Monday, 29 April 2013

RGB Component

This way of transmission separates the red, blue and green information. each colour signal will travel down individual cables and will contain that colour information with luminance as well. there will be in most cases a fourth cable containing the sync information which is known as RGBs. Other versions include RGBHV which has five cables and contains red, blue, green, horizonal and vertical sync. agian just as with composite the amplitude of all three signals are one volt peak to peak.
Another transmission method that seperates the signal is YUV. this signal is also known as Y' R'-Y' B'-Y' where the Y contains green and luminace while the blue and red information minus the luminace so overall uses less information as R'G'B'. so with the PAL signal being clocked at 270Mhz the rates at which each colour signal will be equal at 90MHz each.
The signal gets created at the start where the video camera caotures the light and splits into three primary colours. Now depending on the luminance of the colour of the pixel it will be sampled as a voltage that can be read later on in conversion.
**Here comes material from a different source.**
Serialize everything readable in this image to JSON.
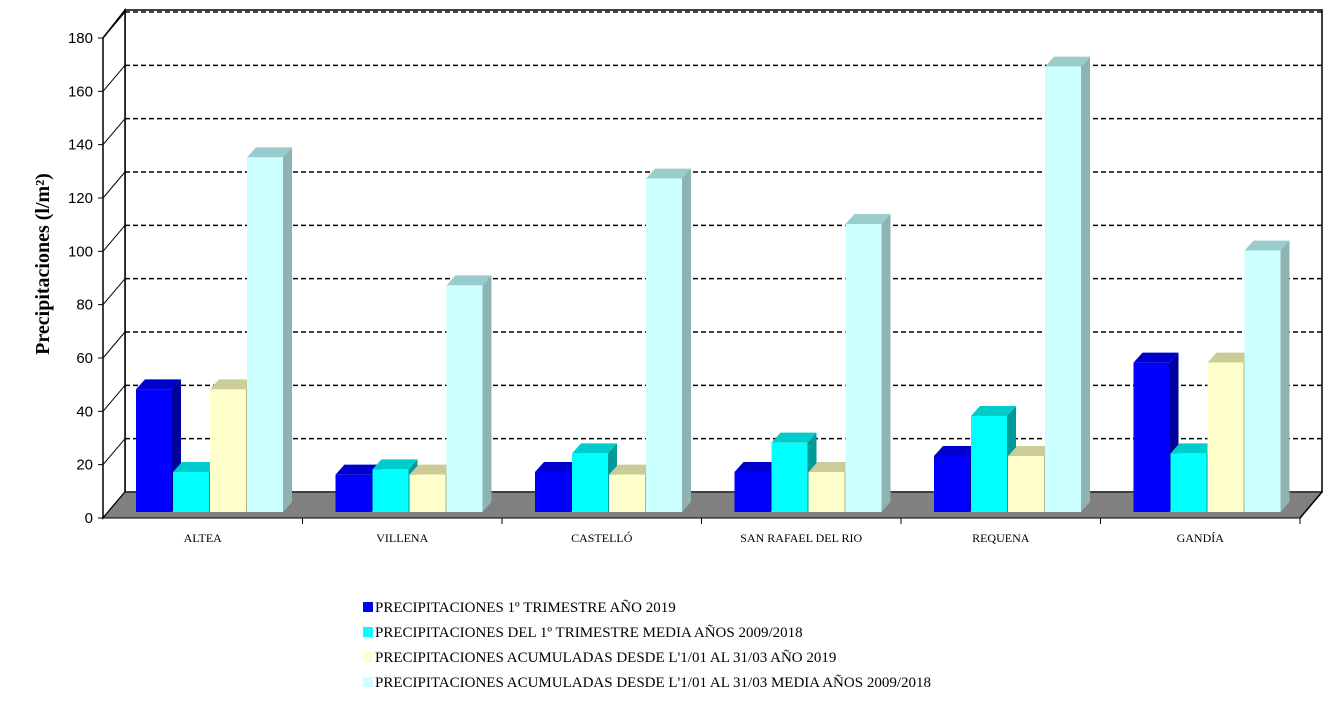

RGB component are used in various ways such as,
  • Scart
  • Phono
  • DVI
  • VGA
These are just a few of the universal connectors widely used in the world.

Phono is easily noticed by there red green and blue cases around the connectors as above. These will enter the red green and blue video in/output on the machine.
Scart is another easy one with the universal plug going male-male as above.
VGA is a 15 Dtype connector but can carry HD signals down if transmitter and receiver intructs it to.
DVI is different as uses less of the pins required to send/receive RGB SD.

DVI-A only allows analogue video through so will not work with DVI-D (dual/single link).